Cependant, puisque le risque de contamination subsiste même après vaccination, compte tenu de la contagiosité du variant delta, il demeure indispensable de continuer à respecter les gestes barrière dans le cadre d’une politique globale de prévention (au même titre que la sécurité routière fait appel à plusieurs moyens de prévention simultanés pour être efficace).

10 Commentaires

  1. ils peuvent démentir tout ce qu’ils veulent,

    de nombreuses personnes ne croient plus leurs mensonges…

    leurs explications bidons sans preuves et sans sources laissent incrédule

    • Des mensonges selon vous uniquement que parce que ça ne va pas dans VOTRE sens.
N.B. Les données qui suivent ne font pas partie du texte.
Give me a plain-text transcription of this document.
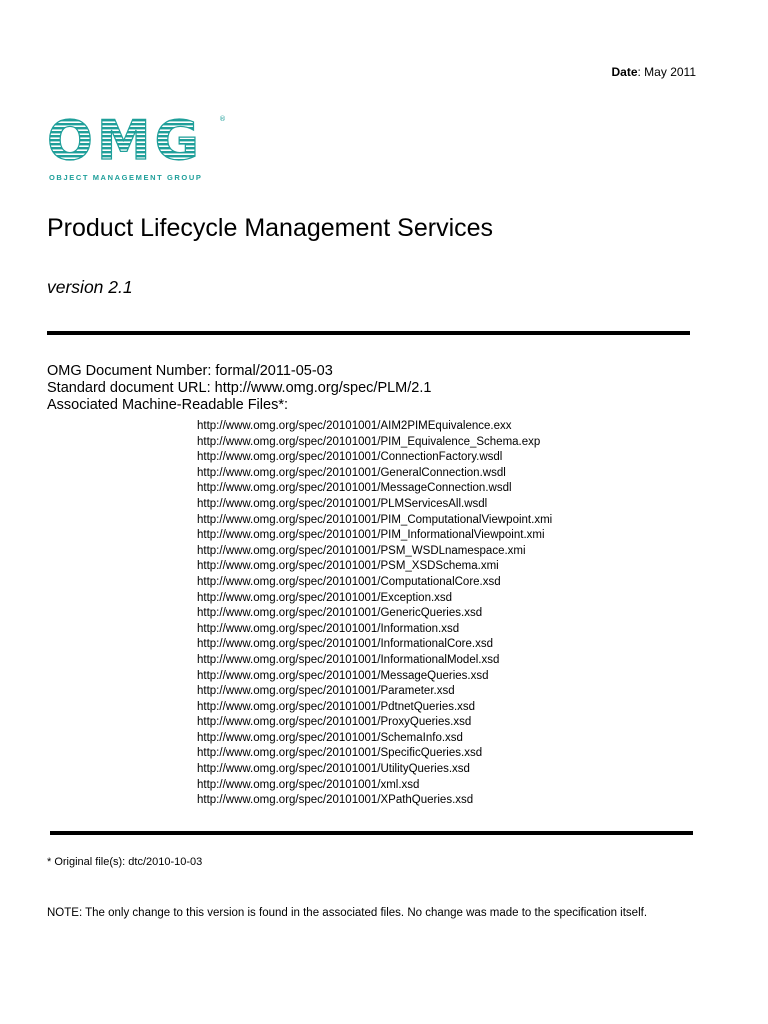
Date: May 2011
OMG ®
OBJECT MANAGEMENT GROUP
Product Lifecycle Management Services
version 2.1
OMG Document Number: formal/2011-05-03
Standard document URL: http://www.omg.org/spec/PLM/2.1
Associated Machine-Readable Files*:
http://www.omg.org/spec/20101001/AIM2PIMEquivalence.exx
http://www.omg.org/spec/20101001/PIM_Equivalence_Schema.exp
http://www.omg.org/spec/20101001/ConnectionFactory.wsdl
http://www.omg.org/spec/20101001/GeneralConnection.wsdl
http://www.omg.org/spec/20101001/MessageConnection.wsdl
http://www.omg.org/spec/20101001/PLMServicesAll.wsdl
http://www.omg.org/spec/20101001/PIM_ComputationalViewpoint.xmi
http://www.omg.org/spec/20101001/PIM_InformationalViewpoint.xmi
http://www.omg.org/spec/20101001/PSM_WSDLnamespace.xmi
http://www.omg.org/spec/20101001/PSM_XSDSchema.xmi
http://www.omg.org/spec/20101001/ComputationalCore.xsd
http://www.omg.org/spec/20101001/Exception.xsd
http://www.omg.org/spec/20101001/GenericQueries.xsd
http://www.omg.org/spec/20101001/Information.xsd
http://www.omg.org/spec/20101001/InformationalCore.xsd
http://www.omg.org/spec/20101001/InformationalModel.xsd
http://www.omg.org/spec/20101001/MessageQueries.xsd
http://www.omg.org/spec/20101001/Parameter.xsd
http://www.omg.org/spec/20101001/PdtnetQueries.xsd
http://www.omg.org/spec/20101001/ProxyQueries.xsd
http://www.omg.org/spec/20101001/SchemaInfo.xsd
http://www.omg.org/spec/20101001/SpecificQueries.xsd
http://www.omg.org/spec/20101001/UtilityQueries.xsd
http://www.omg.org/spec/20101001/xml.xsd
http://www.omg.org/spec/20101001/XPathQueries.xsd
* Original file(s): dtc/2010-10-03
NOTE: The only change to this version is found in the associated files. No change was made to the specification itself.
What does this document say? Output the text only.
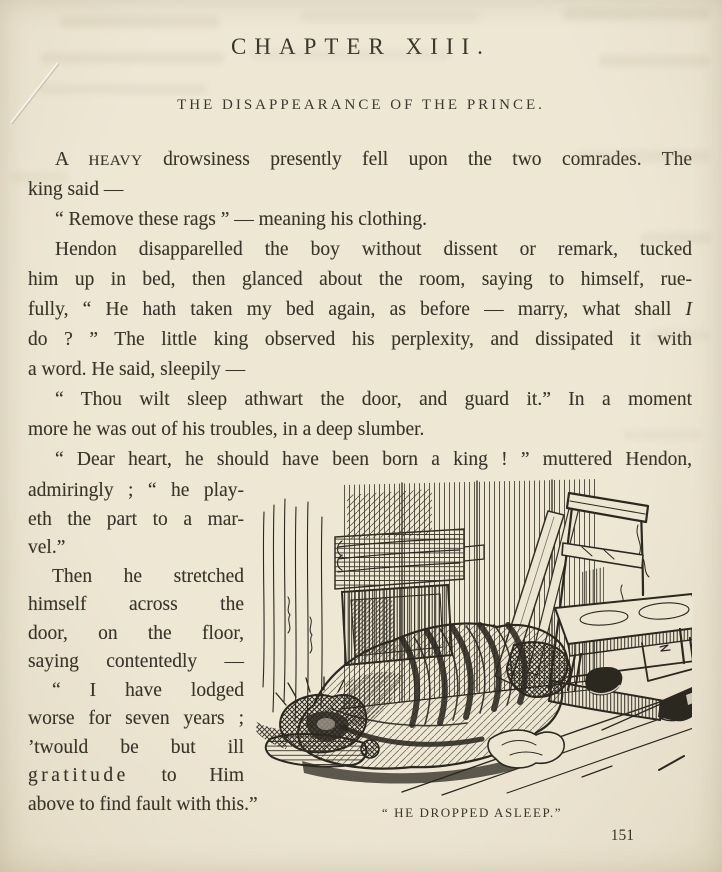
CHAPTER XIII.
THE DISAPPEARANCE OF THE PRINCE.
A HEAVY drowsiness presently fell upon the two comrades. The
king said —
“ Remove these rags ” — meaning his clothing.
Hendon disapparelled the boy without dissent or remark, tucked
him up in bed, then glanced about the room, saying to himself, rue-
fully, “ He hath taken my bed again, as before — marry, what shall I
do ? ” The little king observed his perplexity, and dissipated it with
a word. He said, sleepily —
“ Thou wilt sleep athwart the door, and guard it.” In a moment
more he was out of his troubles, in a deep slumber.
“ Dear heart, he should have been born a king ! ” muttered Hendon,
admiringly ; “ he play-
eth the part to a mar-
vel.”
Then he stretched
himself across the
door, on the floor,
saying contentedly —
“ I have lodged
worse for seven years ;
’twould be but ill
gratitude to Him
above to find fault with this.”	“ HE DROPPED ASLEEP.”
151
      Vous connaissez donc mieux que les autorités ? Et ne croyez sûrement que les spécialistes autoproclamés de Facebook? Mdr pauvre type!

      • @Max
        Entièrement d’accord!
        J’ajoute qu’un jour, ces gens qui auront contribué à la désinformation et à la contamination de la population, devront répondre devant un tribunal!

  2. On voit que beaucoup de « savons péis » sans diplômes se prennent pour des savants et pondent n’importe quoi … mais ce qui est grave , c’est que certains les croient comme les « messies » péis ! Lamentable !
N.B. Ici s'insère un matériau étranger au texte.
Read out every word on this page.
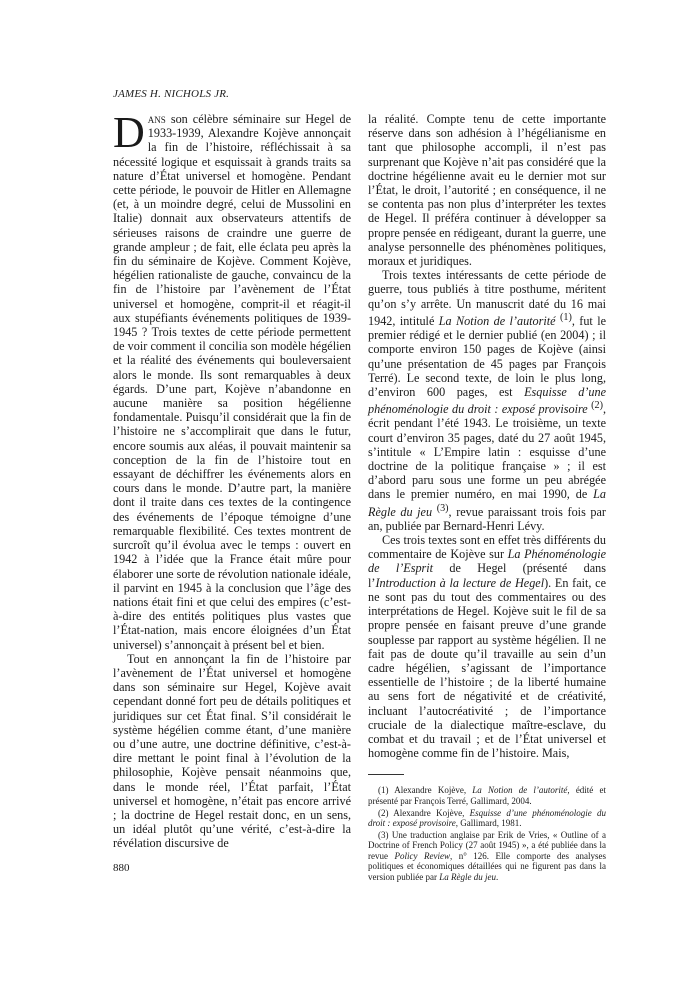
JAMES H. NICHOLS JR.

Dans son célèbre séminaire sur Hegel de 1933-1939, Alexandre Kojève annonçait la fin de l’histoire, réfléchissait à sa nécessité logique et esquissait à grands traits sa nature d’État universel et homogène. Pendant cette période, le pouvoir de Hitler en Allemagne (et, à un moindre degré, celui de Mussolini en Italie) donnait aux observateurs attentifs de sérieuses raisons de craindre une guerre de grande ampleur ; de fait, elle éclata peu après la fin du séminaire de Kojève. Comment Kojève, hégélien rationaliste de gauche, convaincu de la fin de l’histoire par l’avènement de l’État universel et homogène, comprit-il et réagit-il aux stupéfiants événements politiques de 1939-1945 ? Trois textes de cette période permettent de voir comment il concilia son modèle hégélien et la réalité des événements qui bouleversaient alors le monde. Ils sont remarquables à deux égards. D’une part, Kojève n’abandonne en aucune manière sa position hégélienne fondamentale. Puisqu’il considérait que la fin de l’histoire ne s’accomplirait que dans le futur, encore soumis aux aléas, il pouvait maintenir sa conception de la fin de l’histoire tout en essayant de déchiffrer les événements alors en cours dans le monde. D’autre part, la manière dont il traite dans ces textes de la contingence des événements de l’époque témoigne d’une remarquable flexibilité. Ces textes montrent de surcroît qu’il évolua avec le temps : ouvert en 1942 à l’idée que la France était mûre pour élaborer une sorte de révolution nationale idéale, il parvint en 1945 à la conclusion que l’âge des nations était fini et que celui des empires (c’est-à-dire des entités politiques plus vastes que l’État-nation, mais encore éloignées d’un État universel) s’annonçait à présent bel et bien.

Tout en annonçant la fin de l’histoire par l’avènement de l’État universel et homogène dans son séminaire sur Hegel, Kojève avait cependant donné fort peu de détails politiques et juridiques sur cet État final. S’il considérait le système hégélien comme étant, d’une manière ou d’une autre, une doctrine définitive, c’est-à-dire mettant le point final à l’évolution de la philosophie, Kojève pensait néanmoins que, dans le monde réel, l’État parfait, l’État universel et homogène, n’était pas encore arrivé ; la doctrine de Hegel restait donc, en un sens, un idéal plutôt qu’une vérité, c’est-à-dire la révélation discursive de

la réalité. Compte tenu de cette importante réserve dans son adhésion à l’hégélianisme en tant que philosophe accompli, il n’est pas surprenant que Kojève n’ait pas considéré que la doctrine hégélienne avait eu le dernier mot sur l’État, le droit, l’autorité ; en conséquence, il ne se contenta pas non plus d’interpréter les textes de Hegel. Il préféra continuer à développer sa propre pensée en rédigeant, durant la guerre, une analyse personnelle des phénomènes politiques, moraux et juridiques.

Trois textes intéressants de cette période de guerre, tous publiés à titre posthume, méritent qu’on s’y arrête. Un manuscrit daté du 16 mai 1942, intitulé La Notion de l’autorité $^{(1)}$, fut le premier rédigé et le dernier publié (en 2004) ; il comporte environ 150 pages de Kojève (ainsi qu’une présentation de 45 pages par François Terré). Le second texte, de loin le plus long, d’environ 600 pages, est Esquisse d’une phénoménologie du droit : exposé provisoire $^{(2)}$, écrit pendant l’été 1943. Le troisième, un texte court d’environ 35 pages, daté du 27 août 1945, s’intitule « L’Empire latin : esquisse d’une doctrine de la politique française » ; il est d’abord paru sous une forme un peu abrégée dans le premier numéro, en mai 1990, de La Règle du jeu $^{(3)}$, revue paraissant trois fois par an, publiée par Bernard-Henri Lévy.

Ces trois textes sont en effet très différents du commentaire de Kojève sur La Phénoménologie de l’Esprit de Hegel (présenté dans l’Introduction à la lecture de Hegel). En fait, ce ne sont pas du tout des commentaires ou des interprétations de Hegel. Kojève suit le fil de sa propre pensée en faisant preuve d’une grande souplesse par rapport au système hégélien. Il ne fait pas de doute qu’il travaille au sein d’un cadre hégélien, s’agissant de l’importance essentielle de l’histoire ; de la liberté humaine au sens fort de négativité et de créativité, incluant l’autocréativité ; de l’importance cruciale de la dialectique maître-esclave, du combat et du travail ; et de l’État universel et homogène comme fin de l’histoire. Mais,

(1) Alexandre Kojève, La Notion de l’autorité, édité et présenté par François Terré, Gallimard, 2004.

(2) Alexandre Kojève, Esquisse d’une phénoménologie du droit : exposé provisoire, Gallimard, 1981.

(3) Une traduction anglaise par Erik de Vries, « Outline of a Doctrine of French Policy (27 août 1945) », a été publiée dans la revue Policy Review, n° 126. Elle comporte des analyses politiques et économiques détaillées qui ne figurent pas dans la version publiée par La Règle du jeu.

880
  3. Personnellement et sa devrais faire tilt au gens , comment c’est possible que l’on a cette contre vérité ici sur Freedom .
    Alors que l’Ars a largement les moyen de le faire savoir sans passer par un media tel que Freedom .
    Il est certain que ses dernières semaines Freedom a pris une position dit de politique et que lorsque cela parle du covid on a le droit a 90 % sans aucune retenue .
    A méditer , dans tous les cas .

    • @LibertéEgalitéFraternité
      Les contre vérités viennent de ces « gens »,qui se prennent pour des savants; alors qu’ils ne sont pas chercheurs dans le domaine, et ne sont pas légitimes scientifiquement.
      Et puis il y a ceux qui ont une position politique, qui instrumentalisent avec des fake news, dans le seul but politique.
      A cause d’eux, ils vont continuer l’épidémie, avoir de nouveaux variants, et malheureusement faire de nouveaux décès.

  4. Le démenti sur freedom c’est normal puisque c’est sur ce meme media qu’on entend a longeur de journee les mêmes conneries sur le vaccin il y a même des medecins qui disent a leurs patients de ne pas mettre le vaccin et eux ils l’ont mis

  5. Dit Ars allez regarde le site ANSM avant de dire des connerie pour voir les effet secondaire et aussi les mort de tout les vaccin

  6. « Mais voici la comparaison avec les vaccins anti-covid : en 2021, en six mois, environ 165 millions de personnes ont été entièrement vaccinées aux Etats-Unis. Et nous avons vu que 6 183 décès ont été déclarés.
    Cela donne donc une létalité potentielle extrêmement forte de 1 décès pour 27 000 injections.
    En d’autres termes, la létalité potentielle des nouveaux vaccins anti-covid est environ 120 fois supérieure à celle des vaccins anti-grippe saisonnière.

    Les données de la pharmacovigilance suisse confirment l’alerte

    Alerté par un article publié par le pasteur Martin Hoegger sur le blog de l’économiste Liliane Held-Khawam, nous avons également exploré le site de l’agence suisse de pharmacovigilance (Swissmedic).

    Les données mises à disposition permettent de faire des calculs équivalents à ceux que nous avons fait pour les Etats-Unis. En voici les principaux résultats.

    Du 1er janvier au 21 juillet 2021, plus de 4,5 millions de personnes ont reçu ces nouveaux vaccins en Suisse. Et la pharmacovigilance fait remonter 2 782 effets non graves (soit environ 1 cas sur 1 600), 1 537 effets graves (soit environ 1 cas sur 3 000) et 128 morts (soit environ 1 cas sur 35 000, ce qui est cohérent avec ce que nous avons constaté pour d’autres pays européens).